Both times, you're using new Random(), which uses the default seed. In some languages, you'd be advised to pass the current time as a seed, but C# does that for you. However, if you create two Random objects close together, they're likely to get the same time, which is what's happening here.
If you made your Random static, then all your random numbers would come from the same source, so the two decks would get successive random numbers, not the same ones in parallel.
All I want is a pragmatic random number generator in C# so I can say e.g.
int dummyAge = MathHelpers.GetRandomNumber(20,70);
and have it seem quasi random, e.g. to generate dummy data.
Most stack overflow questions on this topic and on the web get into a philosophical discussions on true randomness which is not what I'm interested at the moment, e.g. I did one in PHP a long time ago which uses milliseconds/sleep which is fine for dummy data, I'm just trying to do this in C# quick.
Does anyone have a quick half-decent C# random number generator based on some time seed, etc. or, how could I change the following code so that it always doesn't generate the same 5 number in a row?
using System;
namespace TestRandom23874
{
class Program
{
static void Main(string[] args)
{
Console.WriteLine("the random number is: {0}", MathHelpers.GetRandomNumber(1, 10));
Console.WriteLine("the random number is: {0}", MathHelpers.GetRandomNumber(1, 10));
Console.WriteLine("the random number is: {0}", MathHelpers.GetRandomNumber(1, 10));
Console.WriteLine("the random number is: {0}", MathHelpers.GetRandomNumber(1, 10));
Console.WriteLine("the random number is: {0}", MathHelpers.GetRandomNumber(1, 10));
Console.ReadLine();
}
}
public class MathHelpers
{
public static int GetRandomNumber(int min, int max)
{
Random random = new Random();
return random.Next(min, max);
}
}
}
public class MathHelpers
{
private static Random random = new Random();
public static int GetRandomNumber(int min, int max)
{
return random.Next(min, max);
}
}
This way, you're not creating a new Random object every time, rather you're reusing the same one. When you recreate a new one quickly enough, they will yield the same results. If however, you reuse an existing one, you'll get randomness.
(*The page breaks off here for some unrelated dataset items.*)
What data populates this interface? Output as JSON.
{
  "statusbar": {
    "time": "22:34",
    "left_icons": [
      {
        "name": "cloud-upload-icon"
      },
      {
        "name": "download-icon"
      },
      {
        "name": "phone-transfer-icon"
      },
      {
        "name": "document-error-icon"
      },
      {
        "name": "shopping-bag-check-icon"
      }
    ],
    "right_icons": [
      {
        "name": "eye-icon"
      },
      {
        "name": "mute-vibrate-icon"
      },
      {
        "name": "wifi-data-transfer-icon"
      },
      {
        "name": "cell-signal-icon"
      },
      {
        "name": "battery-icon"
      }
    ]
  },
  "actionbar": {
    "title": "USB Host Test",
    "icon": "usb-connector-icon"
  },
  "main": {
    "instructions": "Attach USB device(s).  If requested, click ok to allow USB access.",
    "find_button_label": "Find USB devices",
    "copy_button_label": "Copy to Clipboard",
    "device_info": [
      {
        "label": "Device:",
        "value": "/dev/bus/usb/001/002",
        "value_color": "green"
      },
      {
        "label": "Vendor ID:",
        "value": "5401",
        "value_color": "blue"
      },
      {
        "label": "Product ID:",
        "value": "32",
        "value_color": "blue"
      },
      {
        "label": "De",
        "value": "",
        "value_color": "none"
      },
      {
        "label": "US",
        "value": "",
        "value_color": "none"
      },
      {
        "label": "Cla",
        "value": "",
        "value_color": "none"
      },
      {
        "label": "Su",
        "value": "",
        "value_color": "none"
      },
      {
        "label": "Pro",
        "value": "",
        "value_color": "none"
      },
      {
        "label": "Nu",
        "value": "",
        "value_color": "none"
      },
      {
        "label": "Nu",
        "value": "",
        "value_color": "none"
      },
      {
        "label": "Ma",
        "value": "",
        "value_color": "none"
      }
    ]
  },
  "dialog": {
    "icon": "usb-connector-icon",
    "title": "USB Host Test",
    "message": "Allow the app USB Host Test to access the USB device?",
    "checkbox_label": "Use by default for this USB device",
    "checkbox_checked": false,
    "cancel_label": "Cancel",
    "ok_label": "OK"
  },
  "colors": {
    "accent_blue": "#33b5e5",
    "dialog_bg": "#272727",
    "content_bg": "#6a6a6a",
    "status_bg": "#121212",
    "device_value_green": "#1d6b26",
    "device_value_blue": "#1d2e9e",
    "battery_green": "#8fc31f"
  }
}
BFree's answer is fine, but I think it's also worth mentioning a slightly different pattern - passing the Random instance into anything that needs it, rather than always using a single instance via a static variable. The downside of the latter approach is that Random isn't thread-safe. You either need some locking, or thread-local variables, or avoiding using multiple threads to start with. So I would adjust the original code in the question to:
using System;
namespace TestRandom23874
{
class Program
{
static void Main(string[] args)
{
Random rng = new Random();
Console.WriteLine("the random number is: {0}",
MathHelpers.GetRandomNumber(rng, 1, 10));
Console.WriteLine("the random number is: {0}",
MathHelpers.GetRandomNumber(rng, 1, 10));
Console.WriteLine("the random number is: {0}",
MathHelpers.GetRandomNumber(rng, 1, 10));
Console.WriteLine("the random number is: {0}",
MathHelpers.GetRandomNumber(rng, 1, 10));
Console.WriteLine("the random number is: {0}",
MathHelpers.GetRandomNumber(rng, 1, 10));
}
}
public class MathHelpers
{
public static int GetRandomNumber(Random random, int min, int max)
{
return random.Next(min, max);
}
}
}
It's just basic inversion of control, really. You might have one static RNG with locking round it, used to generate a new instance of Random in a thread-safe way when you need it (by randomly generating a seed and then using that to create the instance) then reusing the Random throughout a particular single-threaded set of operations.